ROME — The sense of shared responsibility for the common good requires the courage to place the needs of others before one’s own, a Vatican official wrote on behalf of Pope Francis.
In a message sent Aug. 19 to the 42th Meeting in Rimini, an annual event sponsored by the Communion and Liberation movement, Cardinal Pietro Parolin, Vatican secretary of state, said the pandemic has reawakened “fundamental questions about the meaning of existence and the utility of living that had been dormant or, worse still, censored for too long.”
“Society has a vital need for people who are responsible,” the cardinal said. “Without a person there is no society, but a random aggregation of beings who do not know why they are together.
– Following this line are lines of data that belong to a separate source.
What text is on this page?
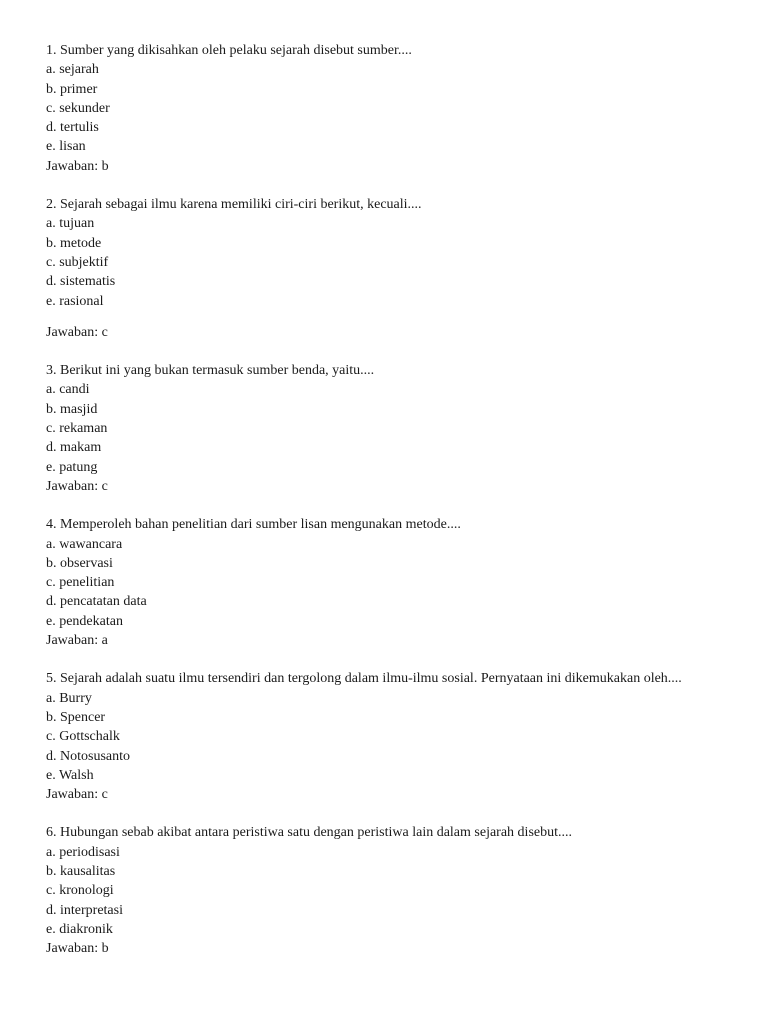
1. Sumber yang dikisahkan oleh pelaku sejarah disebut sumber....
a. sejarah
b. primer
c. sekunder
d. tertulis
e. lisan
Jawaban: b
2. Sejarah sebagai ilmu karena memiliki ciri-ciri berikut, kecuali....
a. tujuan
b. metode
c. subjektif
d. sistematis
e. rasional
Jawaban: c
3. Berikut ini yang bukan termasuk sumber benda, yaitu....
a. candi
b. masjid
c. rekaman
d. makam
e. patung
Jawaban: c
4. Memperoleh bahan penelitian dari sumber lisan mengunakan metode....
a. wawancara
b. observasi
c. penelitian
d. pencatatan data
e. pendekatan
Jawaban: a
5. Sejarah adalah suatu ilmu tersendiri dan tergolong dalam ilmu-ilmu sosial. Pernyataan ini dikemukakan oleh....
a. Burry
b. Spencer
c. Gottschalk
d. Notosusanto
e. Walsh
Jawaban: c
6. Hubungan sebab akibat antara peristiwa satu dengan peristiwa lain dalam sejarah disebut....
a. periodisasi
b. kausalitas
c. kronologi
d. interpretasi
e. diakronik
Jawaban: b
The only glue left would be the selfishness of calculation and self-interest that makes us indifferent to everything and everyone.”
The theme of the Aug. 20-25 meeting — “The courage to say ‘I'” — was inspired by a quote from the diary of 19th-century Danish philosopher Soren Kierkegaard.
The event’s theme, Parolin said, was “extremely significant” at a time when the world needs “to start off again on the right foot, so as not to waste the opportunity provided by the crisis of the pandemic.”
For many, he continued, the pandemic has inspired a sense of personal responsibility in those who, “faced with sickness and pain, faced with the emergence of a need, many people unflinchingly said, ‘Here I am.'”
Drawing once again from the meeting’s theme, Parolin said that for others, the idolatry of power and money often places individual needs over the collective good, “with an ‘I’ focused on its own needs and subjective rights rather than an ‘I’ open to others, striving to form the ‘we’ of fraternity and social friendship.”
“The Holy Father tirelessly warns those with public responsibilities against the temptation to use people and discard them when they are no longer needed, instead of serving them,” he said.
In today’s world, he added, there is a need for people to say “‘I’ with responsibility and not with selfishness, communicating with his or her own life that the day can begin with reliable hope.”
“Where, then, can the courage to say ‘I’ come from?” the cardinal asked. “It comes from that phenomenon called encounter. Only in the phenomenon of encounter is the possibility given to the self to decide, to make itself capable of welcoming, of recognizing and welcoming.”
By encountering Christ, he added, Christians can find the courage to hope because it is “the risen Lord who is our security, who makes us experience profound peace, even in the midst of life’s storms.”
Parolin conveyed Pope Francis’ hope that the participants of the Meeting in Rimini may give a “living witness” to the Gospel, especially for those who “are quietly seeking God, led by a yearning to see his face, even in countries of ancient Christian tradition.”
“This is the contribution that the Holy Father expects the meeting to give to restarting, in the awareness that ‘the security of faith sets us on a journey; it enables witness and dialogue with all,’ where no one is excluded, because the horizon of faith in Christ is the entire world,” he said.